在完成了最后一份文书之后,狼抬起自己酸麻无比的胳膊升了个懒腰。
唉,今天蝶夫人不在,一大早对自己说了句办事,就头也不回的出门了。只留下自己,待在做着文书的活计,那个屑一郎依然是一副死了爹似的表情。

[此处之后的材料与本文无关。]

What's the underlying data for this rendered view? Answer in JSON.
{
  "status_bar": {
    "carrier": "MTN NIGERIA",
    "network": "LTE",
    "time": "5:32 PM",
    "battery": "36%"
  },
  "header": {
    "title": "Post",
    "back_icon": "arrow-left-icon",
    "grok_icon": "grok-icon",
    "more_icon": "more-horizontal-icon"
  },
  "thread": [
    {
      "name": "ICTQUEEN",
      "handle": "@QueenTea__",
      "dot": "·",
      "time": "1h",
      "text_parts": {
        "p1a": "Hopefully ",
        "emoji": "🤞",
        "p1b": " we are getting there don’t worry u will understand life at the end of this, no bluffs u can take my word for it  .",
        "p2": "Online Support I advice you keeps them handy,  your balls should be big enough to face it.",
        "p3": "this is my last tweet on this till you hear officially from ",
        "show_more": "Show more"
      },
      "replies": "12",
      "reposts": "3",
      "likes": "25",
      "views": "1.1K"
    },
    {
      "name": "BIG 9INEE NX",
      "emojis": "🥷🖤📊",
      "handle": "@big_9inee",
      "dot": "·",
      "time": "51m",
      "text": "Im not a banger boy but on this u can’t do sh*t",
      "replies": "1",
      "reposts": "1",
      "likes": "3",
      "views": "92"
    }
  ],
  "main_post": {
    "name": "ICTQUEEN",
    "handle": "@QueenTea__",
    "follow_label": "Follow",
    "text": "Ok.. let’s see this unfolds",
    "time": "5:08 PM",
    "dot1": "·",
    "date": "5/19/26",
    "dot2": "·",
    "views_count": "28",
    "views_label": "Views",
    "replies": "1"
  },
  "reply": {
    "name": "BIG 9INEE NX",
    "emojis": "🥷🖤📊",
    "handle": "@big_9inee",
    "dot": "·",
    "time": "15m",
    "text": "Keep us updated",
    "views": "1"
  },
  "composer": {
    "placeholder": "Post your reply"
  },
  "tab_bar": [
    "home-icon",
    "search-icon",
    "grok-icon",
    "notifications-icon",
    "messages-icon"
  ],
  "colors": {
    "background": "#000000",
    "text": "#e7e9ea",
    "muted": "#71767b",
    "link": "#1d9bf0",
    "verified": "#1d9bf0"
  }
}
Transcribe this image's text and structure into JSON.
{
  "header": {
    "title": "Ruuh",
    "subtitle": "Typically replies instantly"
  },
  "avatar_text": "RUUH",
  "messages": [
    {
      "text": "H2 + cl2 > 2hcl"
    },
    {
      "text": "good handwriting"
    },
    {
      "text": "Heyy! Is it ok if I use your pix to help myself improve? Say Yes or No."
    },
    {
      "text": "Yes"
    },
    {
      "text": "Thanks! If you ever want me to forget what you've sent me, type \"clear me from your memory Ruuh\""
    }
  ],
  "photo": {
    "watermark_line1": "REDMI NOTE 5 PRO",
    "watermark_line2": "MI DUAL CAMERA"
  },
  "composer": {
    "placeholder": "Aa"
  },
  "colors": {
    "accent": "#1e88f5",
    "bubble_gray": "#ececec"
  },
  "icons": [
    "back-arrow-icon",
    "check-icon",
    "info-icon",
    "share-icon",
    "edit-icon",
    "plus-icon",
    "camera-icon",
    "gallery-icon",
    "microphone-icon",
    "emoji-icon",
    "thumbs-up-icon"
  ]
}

搞什么麽,明明你也是被一心捡的便宜孙子,凭什么对我这么高冷呢?
望向窗外,已是开始下起雪来,苇名国地处高峡深谷,外界还是金秋,而苇名已如大寒。
起身走到屋门口,要不要出去逛逛呢?反正今天的工作也完成了。
他伸了个大大的懒腰,附近的苇名人与足轻以及下人们早已习惯了这个穿着橘色衣服,说话文绉绉又好听,还写得一手好字的小鬼头。
弦一郎刚刚被一心捡到的时候,尚且不会写读书写字,但弦一郎少年聪慧,在很短的时间内便学会了阅读书写,这也是狼当前所一直自豪的一件事。
自己可是会写一手汉字正楷书法的!
叫你这个高冷的家伙,还不是得定期老老实实被一心要求跟我练字?
想到这儿,原本有些郁闷的心情也好了不少。
阿拉阿拉,不如去附近居酒屋喝点东西吧?
虽然苇名国人少地寡,还物产贫乏,但终究,在苇名国的首府苇名城,依然还是有着居酒屋的,尽管在苇名,酒,可是某种意义上相当的奢侈品了。
来到二之丸附近的一处小小的居酒屋,不过,吸引狼的,并非是那居酒屋提供的兑水酒有多好喝,而是……门外竖起的一面汉字旗帜……
【胜不管、败不管,酒管!】
【兴也罢、衰也罢,喝罢!】
苇名人在这战国乱世已经坚持了上百年,历经田村的残酷统治,又是面对这无尽的战火与兵乱,苇名人的生活不仅仅没有丝毫的起色,反而是在愈加的恶化。
也难怪苇名人性情普遍如此的淡漠与悲观了。
掀开几个大破洞的灰黑帘子,走进破旧低矮的居酒屋,昏暗的光线就这几盏烛火将所有在居酒屋里买醉的人们照耀着。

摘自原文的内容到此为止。